For an idea of what this library looks like, I suggest:                                                            http://spaceshiptheology.blogspot.com/2014/10/38-old-testament-library.html  

and 

http://spaceshiptheology.blogspot.com/2014/10/39-new-testament-library.html


A Harsh Message


Ezekiel preached to the captive Israelites because he was among the captives by the river Chebar, close to the Euphrates River.  

Almost a world full of books has been written about "The Spaceships of Ezekiel".  Since this is so, I will pass over that topic in Ezekiel 1,2,10, and a host of other references about this subject.  Anyone interested in my viewpoint concerning this topic is welcome to visit:
 http://spaceshiptheology.blogspot.com/2013/09/en-cast-ezekiel-reporter.html

The early chapters distinctly tell us that Ezekiel started prophesying before the destruction of Judah and that his warnings of doom were similar to Jeremiah's.  However, there is a notable difference; Jeremiah's message repeatedly was, repent, turn to Jehovah and save yourself. 

In Ezekiel the pleading for the Israelites to repent is almost absent, it is too late.  His theme is: And I will also deal with fury; My eye shall not spare, nor will I have pity. And though they cry in My ears with a loud voice, I will not hear them. 8:18.   Jerusalem will be destroyed in 586 BCE. 


Forgiveness is Still Possible


There is an almost modern Gospel song; Have You Counted The Cost which declares the same message.   The time will come when repentance will no longer be an option and after that, comes judgement at Jehovah's great white throne.

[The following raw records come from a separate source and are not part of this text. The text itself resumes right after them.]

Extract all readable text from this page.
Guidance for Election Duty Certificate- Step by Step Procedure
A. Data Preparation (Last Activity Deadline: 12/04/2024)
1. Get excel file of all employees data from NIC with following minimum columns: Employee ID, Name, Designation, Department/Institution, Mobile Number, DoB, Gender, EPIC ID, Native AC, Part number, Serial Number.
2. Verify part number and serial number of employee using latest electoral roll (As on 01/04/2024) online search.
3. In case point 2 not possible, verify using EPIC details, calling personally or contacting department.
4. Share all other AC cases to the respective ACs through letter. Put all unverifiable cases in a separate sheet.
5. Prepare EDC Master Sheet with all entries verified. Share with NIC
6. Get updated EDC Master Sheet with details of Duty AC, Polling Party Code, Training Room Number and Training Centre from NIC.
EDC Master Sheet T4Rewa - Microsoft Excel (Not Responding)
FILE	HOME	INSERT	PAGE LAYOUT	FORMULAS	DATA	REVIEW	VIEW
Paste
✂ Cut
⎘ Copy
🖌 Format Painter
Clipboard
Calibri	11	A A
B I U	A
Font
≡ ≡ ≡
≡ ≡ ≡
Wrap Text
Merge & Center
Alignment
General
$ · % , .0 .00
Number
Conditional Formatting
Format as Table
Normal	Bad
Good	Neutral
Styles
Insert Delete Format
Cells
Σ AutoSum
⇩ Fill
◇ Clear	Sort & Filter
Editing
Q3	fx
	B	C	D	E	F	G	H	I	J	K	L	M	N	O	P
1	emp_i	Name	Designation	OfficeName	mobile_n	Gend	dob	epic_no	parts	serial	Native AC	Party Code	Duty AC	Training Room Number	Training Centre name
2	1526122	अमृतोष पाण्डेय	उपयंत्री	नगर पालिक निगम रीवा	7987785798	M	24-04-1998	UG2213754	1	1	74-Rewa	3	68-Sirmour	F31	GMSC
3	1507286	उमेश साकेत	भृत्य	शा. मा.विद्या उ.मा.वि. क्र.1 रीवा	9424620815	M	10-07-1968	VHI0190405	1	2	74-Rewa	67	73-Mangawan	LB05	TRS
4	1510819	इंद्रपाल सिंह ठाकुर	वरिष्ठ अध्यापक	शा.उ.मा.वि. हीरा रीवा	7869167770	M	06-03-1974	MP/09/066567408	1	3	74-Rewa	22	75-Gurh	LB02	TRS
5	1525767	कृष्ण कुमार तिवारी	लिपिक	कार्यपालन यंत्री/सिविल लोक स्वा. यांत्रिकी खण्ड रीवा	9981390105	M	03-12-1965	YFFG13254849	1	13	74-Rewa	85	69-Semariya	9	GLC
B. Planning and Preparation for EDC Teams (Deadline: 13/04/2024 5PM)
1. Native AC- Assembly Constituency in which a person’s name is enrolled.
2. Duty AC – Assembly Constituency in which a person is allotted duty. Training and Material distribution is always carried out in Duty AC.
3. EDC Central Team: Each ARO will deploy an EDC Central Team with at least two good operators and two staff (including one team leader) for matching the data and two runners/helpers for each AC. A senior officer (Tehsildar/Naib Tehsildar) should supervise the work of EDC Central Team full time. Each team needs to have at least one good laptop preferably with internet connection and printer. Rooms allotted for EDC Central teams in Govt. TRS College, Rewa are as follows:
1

There's a line that is drawn by rejecting our Lord, 
Where the call of His Spirit is lost,
And you hurry along with the pleasure-mad throng - 
Have you counted, have you counted the cost?

Chorus:
Have you counted the cost, if your soul should be lost
Tho' you gain the whole world for your own?
Even now it may be that the line you have crossed,
Have you counted, have you counted the cost?

You may barter your hope of eternity's morn,
For a moment of joy at the most,
For the glitter of sin and the things it will win -
Have you counted, have you counted the cost? 

While the door of His mercy is open to you,
Ere the depth of His love you exhaust,
Won't you come and be healed, won't you whisper, I yield -
I have counted, I have counted the cost. [Chorus]

Ezekiel was the kind of preacher who used object lessons to portray his teachings.  In chapter 4 he took a tile and drew on it a picture of Jerusalem, and beside the tile, he set up a metal pan which represented the walls of Jerusalem.  Then Ezekiel enacted the siege by Babylon.

He also lay on his left side for 390 days; each day represented one year in which the Northern tribe of Israel sinned against Jehovah.  After that he lay on his right side for forty days;  again each day represented one year in which Judah, the Southern tribe, sinned.

In chapter 5 he cuts off his hair and his beard and divided all the hair into three parts.  One part he put into the middle of the city (the city which he had drawn on the tile).  This hair represented the Jews in the city, and Ezekiel set the hair on fire, on the tile, to show how the Jews huddled in the city walls would die.   Next, he scattered one-third of the hair into the air and taking a sword he symbolically slashed at the hair falling through the air to indicate how the fleeing Jews would die.

Therefore so says the Lord Jehovah: Because you multiplied (your sins) more than the nations that are all around you, and have not walked in My Laws, ... nor have done according to the judgments of the nations all around you; therefore so says the Lord Jehovah; Behold, I, even I, am against you, and will carry out judgments in your midst before the nations. 5:7-8.   

It is such a disgrace to the Church of Christ that so-called "Christian nations", in certain aspects, have lower moral standards than those people who do not even pretend to be Christians!  That is why the Lord says, I will do in you that which I have not done, and the like of which I will never do again, because of all your abominations. 5:9.